Not eloquence, as last Sunday’s walk and drive produced, but fiction, freefalling from the mind in science fiction genre.
Mother first, confirming yes, the deer have eaten from the pot of Johnny-Jump-ups. Busy day up there today, as gardeners tend the plots for those no longer able. It is Spring Cleaning day at the cemetery. Stan Makowski comes while I am there, to visit his wife, Jennie, here since 1997 and my mother’s neighbor for two years next week. Mr. Makowski is the father of a girl I went to grammar school with, but here in our church graveyard everyone knows everyone or at the very least, someone from the family, and they say hello, at least the ones who walk around; the others pretend to sleep but may be listening in so we speak softly and respectfully polite. We talk about petunias he has planted, and begonias, he claims, the deer will not eat either. He also says, that like my father, he still sees her; says it happens all the time for those that bound together here on earth. But just a glimpse; ghosts like to move from room to room and you only catch them in the hallways, in the corner of your eye, in the deep down center of your mind.
Then Dad, and two garden tractors sit half assembled in the garage. I knew this would be my job today, and resigned myself to it upon my sister’s warning that despite what was decided last fall, a new tractor to replace his old beloved, he was determined to make Old Red run again. Before I tackle the mechanical, I do a daughter thing, and make bacon and eggs for brunch. It puts us in a better mood. Then out we go, and he jacks up the tractor while I voice in tempered tones my mother’s worried remonstrations that she must have stuck inside my head before I left her to her rest and nibbling deer.
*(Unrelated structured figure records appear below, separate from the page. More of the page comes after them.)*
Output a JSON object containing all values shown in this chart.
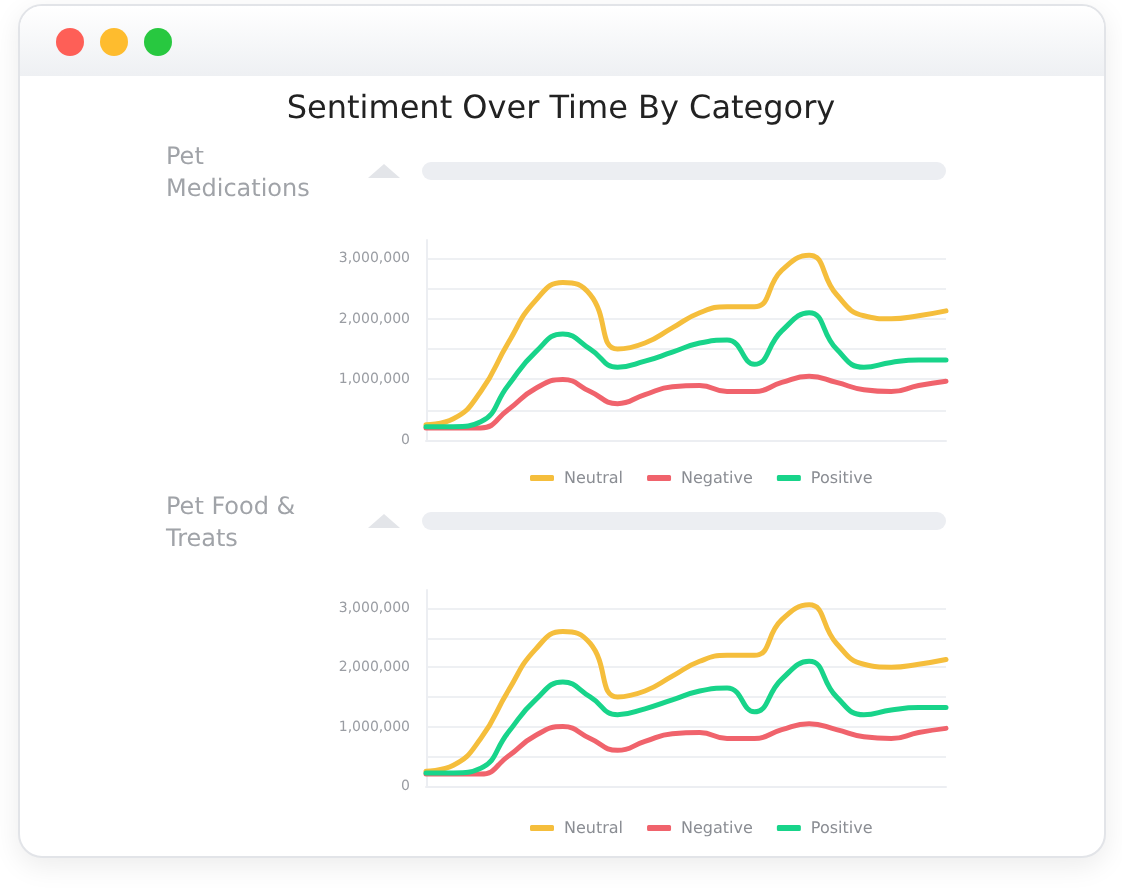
{
  "chart_data": [
    {
      "type": "line",
      "title": "Sentiment Over Time By Category",
      "subtitle": "Pet Medications",
      "categories": [
        null,
        null,
        null,
        null,
        null,
        null,
        null,
        null,
        null,
        null,
        null,
        null,
        null,
        null,
        null,
        null,
        null,
        null,
        null,
        null
      ],
      "series": [
        {
          "name": "Neutral",
          "color": "#f5be3c",
          "values": [
            250000,
            350000,
            800000,
            1600000,
            2300000,
            2600000,
            2400000,
            1500000,
            1600000,
            1850000,
            2100000,
            2200000,
            2200000,
            2800000,
            3050000,
            2400000,
            2050000,
            2000000,
            2050000,
            2130000
          ]
        },
        {
          "name": "Negative",
          "color": "#f0636c",
          "values": [
            200000,
            200000,
            200000,
            500000,
            850000,
            1000000,
            800000,
            600000,
            750000,
            880000,
            900000,
            800000,
            800000,
            950000,
            1050000,
            950000,
            830000,
            800000,
            900000,
            970000
          ]
        },
        {
          "name": "Positive",
          "color": "#18d48a",
          "values": [
            220000,
            220000,
            300000,
            900000,
            1450000,
            1750000,
            1500000,
            1200000,
            1300000,
            1450000,
            1600000,
            1650000,
            1250000,
            1800000,
            2100000,
            1500000,
            1200000,
            1280000,
            1320000,
            1320000
          ]
        }
      ],
      "ylim": [
        0,
        3300000
      ],
      "yticks": [
        0,
        {
          "value": 500000,
          "label": null
        },
        {
          "value": 1000000,
          "label": "1,000,000"
        },
        {
          "value": 1500000,
          "label": null
        },
        {
          "value": 2000000,
          "label": "2,000,000"
        },
        {
          "value": 2500000,
          "label": null
        },
        {
          "value": 3000000,
          "label": "3,000,000"
        }
      ],
      "grid": "y",
      "legend": "bottom",
      "tick_labels": "y",
      "marker": "none",
      "line_style": "solid"
    },
    {
      "type": "line",
      "title": "Pet Food & Treats",
      "categories": [
        null,
        null,
        null,
        null,
        null,
        null,
        null,
        null,
        null,
        null,
        null,
        null,
        null,
        null,
        null,
        null,
        null,
        null,
        null,
        null
      ],
      "series": [
        {
          "name": "Neutral",
          "color": "#f5be3c",
          "values": [
            250000,
            350000,
            800000,
            1600000,
            2300000,
            2600000,
            2400000,
            1500000,
            1600000,
            1850000,
            2100000,
            2200000,
            2200000,
            2800000,
            3050000,
            2400000,
            2050000,
            2000000,
            2050000,
            2130000
          ]
        },
        {
          "name": "Negative",
          "color": "#f0636c",
          "values": [
            200000,
            200000,
            200000,
            500000,
            850000,
            1000000,
            800000,
            600000,
            750000,
            880000,
            900000,
            800000,
            800000,
            950000,
            1050000,
            950000,
            830000,
            800000,
            900000,
            970000
          ]
        },
        {
          "name": "Positive",
          "color": "#18d48a",
          "values": [
            220000,
            220000,
            300000,
            900000,
            1450000,
            1750000,
            1500000,
            1200000,
            1300000,
            1450000,
            1600000,
            1650000,
            1250000,
            1800000,
            2100000,
            1500000,
            1200000,
            1280000,
            1320000,
            1320000
          ]
        }
      ],
      "ylim": [
        0,
        3300000
      ],
      "yticks": [
        0,
        {
          "value": 500000,
          "label": null
        },
        {
          "value": 1000000,
          "label": "1,000,000"
        },
        {
          "value": 1500000,
          "label": null
        },
        {
          "value": 2000000,
          "label": "2,000,000"
        },
        {
          "value": 2500000,
          "label": null
        },
        {
          "value": 3000000,
          "label": "3,000,000"
        }
      ],
      "grid": "y",
      "legend": "bottom",
      "tick_labels": "y",
      "marker": "none",
      "line_style": "solid"
    }
  ]
}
Reluctantly, I lay down on the driveway with my hands beneath the mower hovering inches above my face. One eye on the drive belt with the other ever watchful of the dangling ignition key, my father just as eager to “let’s just try it” whether his youngest child is helpless underneath or not. And I learn much more than how to tease a willful engine into life; I would not be the youngest, he is saying, if their wish to have one more had been successful. Nice, I think; a boy, it would have been a boy and he’d be lying underneath this tractor now instead of me.
Oh joy of joy I get one started after jumping its reluctant battery, and take off at rabbit speed across his lawn. I smile at him through gritted teeth as I fly by, trying to understand what he is shouting and shouting back at him that I can’t slow the damn thing down. He is pointing behind me, but I am more concerned with not running into the garden and the wall of stones he built behind it. I twist the wheel and make a U-turn, then I see it. The swath of grass I have pulled out by its roots and quickly find the lever that raises the mower deck and find the turtle on the throttle at the very same time to ease back to solid pavement, this noisy grinding giant that I hate and drove because I was more worried for my father than myself. He doesn’t know how much I hate the sound of loud and moving engines. I wouldn’t tell him for the world.
But batteries are stubborn, and I find one must be taken home and recharged. The other mower runs but doesn’t mow. I need to leave because my mind feels quite as shaven as the path I made across my father’s lawn. I say goodbye as he points and tells me that he’ll think of me each time he looks outside. Driving home, unwinding and unknotting all the separate nerve ends of my system, I see my hands upon the steering wheel, and know that I have been in the Twilight Zone, for surely there is proof: my fingernails and fingers black with motor grease.
You’ve spun a beauty here. Thank you.
What a daughter! A story well told and leaving me spinning.
Thank you; very often truth is story enough.
Excellent piece of writing. Honest voice and just a pleasure to read. Thank you.
Thank you, Owen. My dad provides a wealth of story through our emotional ties and experiences. I think as a writer I’m learning that you don’t need to visit foreign lands in your mind to find gold.